Rob Cote, organizer of the Car Tax Revolt, has been especially vocal about the case, bringing the matter up on talk radio, writing letters to the news media and speaking at public forums.
At Tuesday’s informational session, called by Mayor Scott Avedisian at the Pilgrim Senior Center, Cote brought up Naylor again.
Cote claimed there is no written policy allowing city personnel to borrow equipment.
“If it’s unwritten, it doesn’t exist,” said Cote. “This man should be arrested but it’s being swept under the rug because it’s a union boy. No one’s doing anything about it even though detectives were assigned to this.”
In response, Avedisian said the city would welcome an investigation by the State Police or the Federal Bureau of Investigation.
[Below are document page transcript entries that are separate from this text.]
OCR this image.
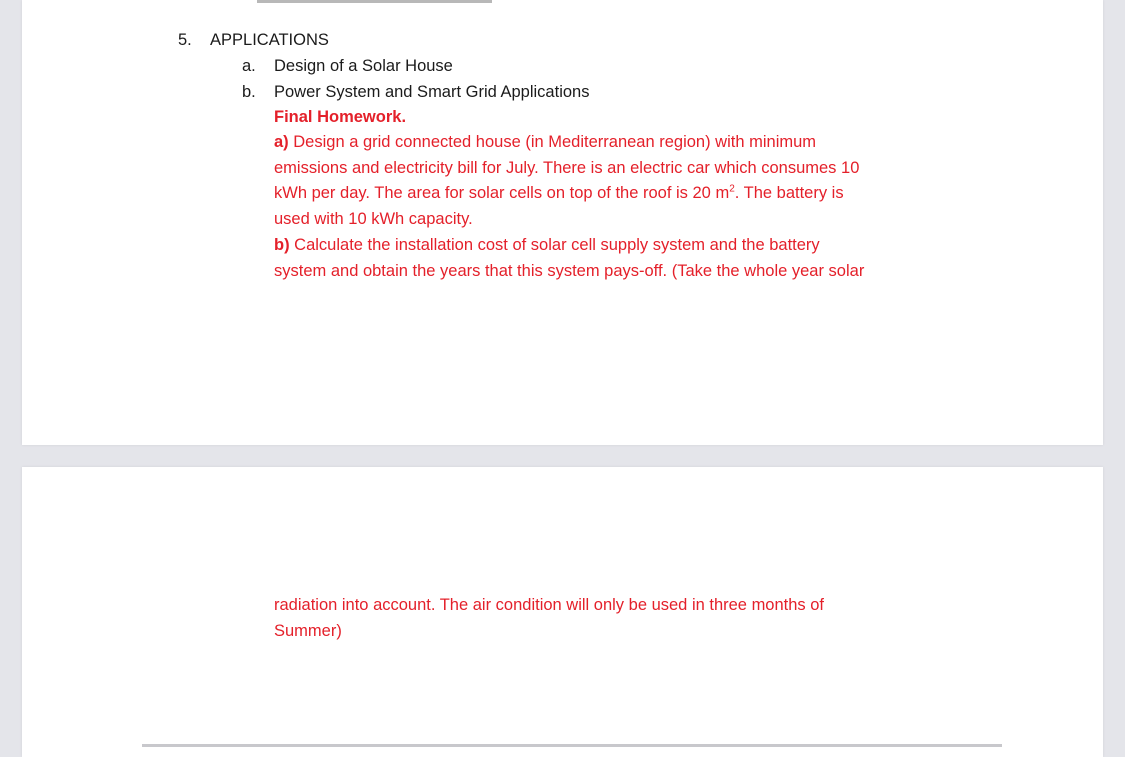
5. APPLICATIONS
a. Design of a Solar House
b. Power System and Smart Grid Applications
Final Homework.
a) Design a grid connected house (in Mediterranean region) with minimum
emissions and electricity bill for July. There is an electric car which consumes 10
kWh per day. The area for solar cells on top of the roof is 20 $m^2$. The battery is
used with 10 kWh capacity.
b) Calculate the installation cost of solar cell supply system and the battery
system and obtain the years that this system pays-off. (Take the whole year solar
radiation into account. The air condition will only be used in three months of
Summer)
When Cote asked why the Warwick Police Department doesn’t conduct the investigation, Avedisian said, “Because someone will say, ‘You investigated your own people and you swept it under the rug.’”
McCartney said yesterday, “If Mr. Cote is so concerned about the city coffers, he ought to think about that [the possible liability the city could face] for a minute.”
According to City Personnel Director Oscar Shelton, Naylor was “severely” disciplined. He did not say for how long Naylor was suspended without pay. Shelton also said the city has since adopted a policy that forbids employees from being in the city yard after hours without authorization.